The project is small enough that you can still read it as a whole, which is one of its advantages.

2. The runtime mental model​

At a high level, Nanobot follows a familiar agent shape:

  1. user or system input arrives,
  2. the runtime prepares context,
  3. the model decides whether to answer directly or use a tool,
  4. tool calls execute,
  5. results return to the model turn,
  6. the final output is returned through the active surface.

That sounds standard, but the useful part is that Nanobot keeps this loop relatively approachable for developers who want to understand or customize it.

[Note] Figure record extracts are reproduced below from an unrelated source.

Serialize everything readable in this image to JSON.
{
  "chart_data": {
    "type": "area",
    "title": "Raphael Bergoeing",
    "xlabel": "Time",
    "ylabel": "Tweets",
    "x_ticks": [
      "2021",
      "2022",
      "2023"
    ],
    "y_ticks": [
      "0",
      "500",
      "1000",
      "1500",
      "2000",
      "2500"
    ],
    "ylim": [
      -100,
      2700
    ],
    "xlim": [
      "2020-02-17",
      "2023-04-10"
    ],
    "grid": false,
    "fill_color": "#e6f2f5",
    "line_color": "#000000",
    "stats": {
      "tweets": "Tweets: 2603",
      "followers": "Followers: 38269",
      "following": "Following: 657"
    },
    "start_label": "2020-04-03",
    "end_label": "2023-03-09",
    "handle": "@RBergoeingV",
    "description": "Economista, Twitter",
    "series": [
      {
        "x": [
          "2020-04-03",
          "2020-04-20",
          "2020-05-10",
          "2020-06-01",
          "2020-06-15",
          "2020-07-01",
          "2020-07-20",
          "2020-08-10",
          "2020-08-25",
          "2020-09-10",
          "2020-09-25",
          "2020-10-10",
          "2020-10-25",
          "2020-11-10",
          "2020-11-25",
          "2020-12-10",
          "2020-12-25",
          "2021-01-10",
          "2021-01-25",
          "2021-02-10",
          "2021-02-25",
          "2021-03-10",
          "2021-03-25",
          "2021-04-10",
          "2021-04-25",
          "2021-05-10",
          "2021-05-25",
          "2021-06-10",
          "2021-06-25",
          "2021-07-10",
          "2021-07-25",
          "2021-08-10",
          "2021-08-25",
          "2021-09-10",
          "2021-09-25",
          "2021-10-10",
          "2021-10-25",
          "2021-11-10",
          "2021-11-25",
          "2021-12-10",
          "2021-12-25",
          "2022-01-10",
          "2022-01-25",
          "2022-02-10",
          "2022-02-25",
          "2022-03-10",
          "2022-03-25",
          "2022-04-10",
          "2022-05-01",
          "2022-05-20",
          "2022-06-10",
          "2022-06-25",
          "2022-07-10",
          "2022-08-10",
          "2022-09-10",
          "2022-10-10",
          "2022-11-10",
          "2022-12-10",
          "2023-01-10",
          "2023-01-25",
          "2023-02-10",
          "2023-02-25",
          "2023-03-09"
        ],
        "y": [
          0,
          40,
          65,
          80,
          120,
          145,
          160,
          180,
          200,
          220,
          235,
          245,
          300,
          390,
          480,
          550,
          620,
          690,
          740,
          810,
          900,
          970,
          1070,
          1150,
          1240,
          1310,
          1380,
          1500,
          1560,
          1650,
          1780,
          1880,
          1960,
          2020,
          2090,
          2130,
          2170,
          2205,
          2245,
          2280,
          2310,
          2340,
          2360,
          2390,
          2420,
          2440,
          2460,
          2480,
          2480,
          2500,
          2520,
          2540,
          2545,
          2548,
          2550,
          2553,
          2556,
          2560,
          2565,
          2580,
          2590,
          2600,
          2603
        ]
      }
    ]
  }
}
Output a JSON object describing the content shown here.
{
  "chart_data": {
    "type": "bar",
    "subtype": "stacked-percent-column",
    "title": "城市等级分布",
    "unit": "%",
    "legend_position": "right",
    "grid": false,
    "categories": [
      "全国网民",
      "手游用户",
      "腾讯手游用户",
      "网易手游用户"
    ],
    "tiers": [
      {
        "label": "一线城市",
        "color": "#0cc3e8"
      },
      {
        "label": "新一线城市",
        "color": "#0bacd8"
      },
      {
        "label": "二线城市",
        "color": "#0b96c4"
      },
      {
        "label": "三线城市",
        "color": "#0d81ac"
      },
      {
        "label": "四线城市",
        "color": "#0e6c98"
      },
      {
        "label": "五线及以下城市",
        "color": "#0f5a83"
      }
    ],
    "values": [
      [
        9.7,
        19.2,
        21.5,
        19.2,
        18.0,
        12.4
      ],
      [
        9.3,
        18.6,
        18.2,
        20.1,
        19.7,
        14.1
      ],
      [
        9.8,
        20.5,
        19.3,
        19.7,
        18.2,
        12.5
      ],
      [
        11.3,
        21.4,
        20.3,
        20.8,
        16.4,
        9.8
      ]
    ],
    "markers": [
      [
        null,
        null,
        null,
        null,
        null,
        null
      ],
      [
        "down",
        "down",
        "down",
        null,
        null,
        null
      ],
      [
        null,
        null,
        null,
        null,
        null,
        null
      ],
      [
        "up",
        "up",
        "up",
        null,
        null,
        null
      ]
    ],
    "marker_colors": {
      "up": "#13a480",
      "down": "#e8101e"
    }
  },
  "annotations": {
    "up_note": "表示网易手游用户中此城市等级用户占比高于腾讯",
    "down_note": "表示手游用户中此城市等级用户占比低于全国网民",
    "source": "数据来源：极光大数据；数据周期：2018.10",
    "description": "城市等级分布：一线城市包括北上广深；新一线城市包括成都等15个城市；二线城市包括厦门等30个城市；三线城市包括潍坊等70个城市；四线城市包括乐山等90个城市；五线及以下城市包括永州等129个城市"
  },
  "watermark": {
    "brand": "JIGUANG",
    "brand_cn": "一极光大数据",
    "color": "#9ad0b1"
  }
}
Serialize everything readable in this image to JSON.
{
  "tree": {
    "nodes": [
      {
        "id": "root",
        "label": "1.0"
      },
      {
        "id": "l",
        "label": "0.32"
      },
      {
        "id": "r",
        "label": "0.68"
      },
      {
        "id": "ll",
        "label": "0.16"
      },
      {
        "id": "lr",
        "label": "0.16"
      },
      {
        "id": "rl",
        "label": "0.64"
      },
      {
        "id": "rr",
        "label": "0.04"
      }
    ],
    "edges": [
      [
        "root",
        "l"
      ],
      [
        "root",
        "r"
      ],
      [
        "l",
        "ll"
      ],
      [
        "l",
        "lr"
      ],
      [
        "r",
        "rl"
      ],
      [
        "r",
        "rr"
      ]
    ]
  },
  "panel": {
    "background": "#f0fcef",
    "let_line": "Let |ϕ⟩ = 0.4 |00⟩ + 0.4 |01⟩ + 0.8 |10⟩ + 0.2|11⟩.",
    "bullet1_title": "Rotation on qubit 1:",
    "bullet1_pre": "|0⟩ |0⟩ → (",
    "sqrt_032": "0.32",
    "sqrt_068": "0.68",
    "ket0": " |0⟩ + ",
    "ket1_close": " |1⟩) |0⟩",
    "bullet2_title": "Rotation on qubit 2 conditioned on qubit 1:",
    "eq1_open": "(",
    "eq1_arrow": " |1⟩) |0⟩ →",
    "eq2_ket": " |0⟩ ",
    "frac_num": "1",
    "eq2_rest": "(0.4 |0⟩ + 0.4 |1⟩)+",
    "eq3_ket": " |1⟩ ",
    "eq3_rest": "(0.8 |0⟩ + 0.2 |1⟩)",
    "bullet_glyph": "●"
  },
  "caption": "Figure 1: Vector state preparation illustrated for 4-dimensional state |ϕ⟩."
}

3. Why the architecture feels lightweight​

Nanobot is not trying to be a giant enterprise control plane. Its architecture is closer to:

one agent runtime with optional supporting surfaces

than to:

a fleet-management system for thousands of long-running agents

That changes how you should read the code. You are mostly looking for runtime flow, tool wiring, and integration boundaries, not for distributed scheduling layers.

4. The UI and bridge surfaces​

The presence of a web UI and bridge-related code suggests a useful division of responsibility:

  • the core package owns agent behavior,
  • the UI layer owns interaction and visibility,
  • the bridge layer owns external handoff or integration behavior.

That is a clean separation for a project of this size because it lets you change one surface without rewriting the whole runtime.

5. What to read first in code​

If you want to study the implementation, start here:

  1. the architecture doc,
  2. the main nanobot/ package,
  3. install and entrypoint scripts,
  4. Docker-related files,
  5. development docs once you are ready to contribute.